Yields may be at historically low levels, but they’re not deterring those issuers in the market for current refundings, said Rob Williams, director of income planning at the Schwab Center for Financial Research at Charles Schwab. But as the market struggled to absorb the higher volumes, those issuers on the margins have been affected.

“You might see a bit of a delay with some of the issuance to try to time it to when there aren’t some of these larger deals coming through, like from California and Puerto Rico,” Williams said.

Though supply in the market should slow down significantly this week, some hefty deals are still expected. Bank of America Merrill Lynch is expected to price $779.3 million of New York State Thruway Authority second general highway and bridge trust fund bonds. The bonds are rated AA by Standard & Poor’s and Fitch Ratings. They are expected to arrive Wednesday, structured as serials.

Samuel A. Ramirez & Co. is set to price $500 million of Illinois general obligation bonds. The GOs are rated A2 by Moody’s Investors Service and are expected to arrive Tuesday, structured as serials.

Siebert Brandford Shank & Co. is set to price $345 million of District of Columbia Water and Sewer Authority revenue bonds in two series. The bonds are rated Aa3 by Moody’s, AA by Standard & Poor’s and AA-minus by Fitch. The larger series consists of $175 million of public utility bonds. The second series consists of $170 million of public utility refunding bonds. Both series are expected to arrive Wednesday, structured as serials and term.

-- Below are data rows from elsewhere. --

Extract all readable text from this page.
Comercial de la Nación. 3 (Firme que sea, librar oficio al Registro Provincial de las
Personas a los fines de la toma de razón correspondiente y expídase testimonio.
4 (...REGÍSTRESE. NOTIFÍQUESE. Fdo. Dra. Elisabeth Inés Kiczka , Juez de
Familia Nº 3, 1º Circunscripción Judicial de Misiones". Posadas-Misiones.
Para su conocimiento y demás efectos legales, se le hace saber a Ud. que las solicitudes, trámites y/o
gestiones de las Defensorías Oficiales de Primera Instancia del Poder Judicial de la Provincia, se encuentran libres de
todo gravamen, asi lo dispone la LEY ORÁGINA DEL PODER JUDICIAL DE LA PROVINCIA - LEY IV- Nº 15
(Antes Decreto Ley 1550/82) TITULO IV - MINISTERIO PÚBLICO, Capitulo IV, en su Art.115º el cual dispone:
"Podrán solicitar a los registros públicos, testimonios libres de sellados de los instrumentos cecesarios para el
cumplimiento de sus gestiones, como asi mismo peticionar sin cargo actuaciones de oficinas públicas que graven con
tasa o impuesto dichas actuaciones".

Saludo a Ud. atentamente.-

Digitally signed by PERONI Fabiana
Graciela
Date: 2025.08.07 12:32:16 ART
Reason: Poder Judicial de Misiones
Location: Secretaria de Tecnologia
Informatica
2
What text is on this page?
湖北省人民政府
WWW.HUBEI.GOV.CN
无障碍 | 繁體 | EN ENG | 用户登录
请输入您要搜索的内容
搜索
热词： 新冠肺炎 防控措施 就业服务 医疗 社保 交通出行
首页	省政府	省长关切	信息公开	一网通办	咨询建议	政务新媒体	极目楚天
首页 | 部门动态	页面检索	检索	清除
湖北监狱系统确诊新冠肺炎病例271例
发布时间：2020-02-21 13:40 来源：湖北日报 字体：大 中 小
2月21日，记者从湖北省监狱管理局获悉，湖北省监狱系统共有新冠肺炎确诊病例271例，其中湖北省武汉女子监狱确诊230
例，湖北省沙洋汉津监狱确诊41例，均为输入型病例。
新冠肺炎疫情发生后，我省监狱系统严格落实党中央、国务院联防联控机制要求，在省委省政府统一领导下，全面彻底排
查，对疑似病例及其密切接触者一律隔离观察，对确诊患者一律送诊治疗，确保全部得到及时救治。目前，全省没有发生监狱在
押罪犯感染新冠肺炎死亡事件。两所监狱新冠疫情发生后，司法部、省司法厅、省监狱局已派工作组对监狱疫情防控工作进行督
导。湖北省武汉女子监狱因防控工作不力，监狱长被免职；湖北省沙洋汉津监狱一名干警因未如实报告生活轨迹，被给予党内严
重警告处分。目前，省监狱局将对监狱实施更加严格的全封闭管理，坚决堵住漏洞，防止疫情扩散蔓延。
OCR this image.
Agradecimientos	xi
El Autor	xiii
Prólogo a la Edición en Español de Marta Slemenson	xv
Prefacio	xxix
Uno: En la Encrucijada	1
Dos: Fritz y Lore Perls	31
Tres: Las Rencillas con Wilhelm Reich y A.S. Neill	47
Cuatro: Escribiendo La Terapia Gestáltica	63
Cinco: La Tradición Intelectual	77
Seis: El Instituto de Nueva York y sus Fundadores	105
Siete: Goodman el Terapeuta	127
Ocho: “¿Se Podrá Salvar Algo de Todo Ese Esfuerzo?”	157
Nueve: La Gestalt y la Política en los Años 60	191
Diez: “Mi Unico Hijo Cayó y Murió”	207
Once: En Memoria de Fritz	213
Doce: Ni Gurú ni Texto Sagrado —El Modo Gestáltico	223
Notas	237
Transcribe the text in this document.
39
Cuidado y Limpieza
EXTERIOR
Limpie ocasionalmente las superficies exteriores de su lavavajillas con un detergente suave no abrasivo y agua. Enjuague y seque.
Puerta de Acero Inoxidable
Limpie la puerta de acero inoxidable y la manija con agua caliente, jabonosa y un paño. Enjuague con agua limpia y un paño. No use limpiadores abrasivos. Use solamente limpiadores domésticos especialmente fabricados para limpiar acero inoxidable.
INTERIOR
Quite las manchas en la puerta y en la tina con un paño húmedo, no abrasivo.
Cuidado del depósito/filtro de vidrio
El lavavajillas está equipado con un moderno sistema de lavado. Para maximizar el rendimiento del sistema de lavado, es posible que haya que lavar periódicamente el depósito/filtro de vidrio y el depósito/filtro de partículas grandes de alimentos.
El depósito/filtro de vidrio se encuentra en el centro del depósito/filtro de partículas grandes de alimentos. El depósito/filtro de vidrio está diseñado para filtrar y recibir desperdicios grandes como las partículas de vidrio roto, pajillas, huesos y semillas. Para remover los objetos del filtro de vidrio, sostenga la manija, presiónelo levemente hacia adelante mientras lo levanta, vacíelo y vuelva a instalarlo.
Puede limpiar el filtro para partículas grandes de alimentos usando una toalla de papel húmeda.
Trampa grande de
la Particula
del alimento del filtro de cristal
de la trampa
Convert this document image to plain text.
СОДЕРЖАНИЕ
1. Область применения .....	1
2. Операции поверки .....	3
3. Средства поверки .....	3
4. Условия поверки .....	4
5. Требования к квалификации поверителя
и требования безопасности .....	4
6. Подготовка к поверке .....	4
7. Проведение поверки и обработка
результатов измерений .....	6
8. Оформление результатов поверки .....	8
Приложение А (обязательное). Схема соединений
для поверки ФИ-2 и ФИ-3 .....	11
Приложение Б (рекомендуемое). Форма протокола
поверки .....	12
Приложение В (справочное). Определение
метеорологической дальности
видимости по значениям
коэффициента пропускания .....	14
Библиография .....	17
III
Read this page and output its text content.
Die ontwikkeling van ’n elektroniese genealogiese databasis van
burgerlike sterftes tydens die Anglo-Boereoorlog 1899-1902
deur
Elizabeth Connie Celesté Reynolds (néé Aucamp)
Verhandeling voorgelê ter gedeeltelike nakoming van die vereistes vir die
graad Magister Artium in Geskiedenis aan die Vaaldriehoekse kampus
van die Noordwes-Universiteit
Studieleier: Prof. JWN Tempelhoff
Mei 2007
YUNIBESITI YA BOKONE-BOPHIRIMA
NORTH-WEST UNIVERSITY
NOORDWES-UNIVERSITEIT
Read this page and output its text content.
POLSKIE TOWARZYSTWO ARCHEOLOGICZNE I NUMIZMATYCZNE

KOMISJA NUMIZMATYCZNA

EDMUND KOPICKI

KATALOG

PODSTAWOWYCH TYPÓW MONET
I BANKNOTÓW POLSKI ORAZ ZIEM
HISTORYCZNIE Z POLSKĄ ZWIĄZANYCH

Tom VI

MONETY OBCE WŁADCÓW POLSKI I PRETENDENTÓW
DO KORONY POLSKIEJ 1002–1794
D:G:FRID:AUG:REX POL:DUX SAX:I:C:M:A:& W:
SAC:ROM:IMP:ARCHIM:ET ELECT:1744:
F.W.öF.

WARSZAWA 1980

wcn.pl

Morgan Stanley and JPMorgan are expected to follow on the heels with an expected pricing of $100 million of variable-rate District of Columbia Water and Sewer Authority revenue bonds. They should arrive as two $50 million subseries.

Morgan Stanley is also expected to price $277.9 million of Louisville-Jefferson County Catholic Health Initiatives revenue bonds. They are rated Aa2 by Moody’s and AA by Standard & Poor’s and Fitch.

In the competitive market, Boston on Wednesday is expected to auction $238.1 million of GO in three separate issues. The bonds are rated Aaa by Moody’s.

The first issue, of $121.98 million, is structured as serials between April 2013 and April 2032. The second issue, of $87.96 million, is structured as serials between February 2013 and February 2024. The final issue, of $28.17 million, is structured as serials between August 2013 and August 2018.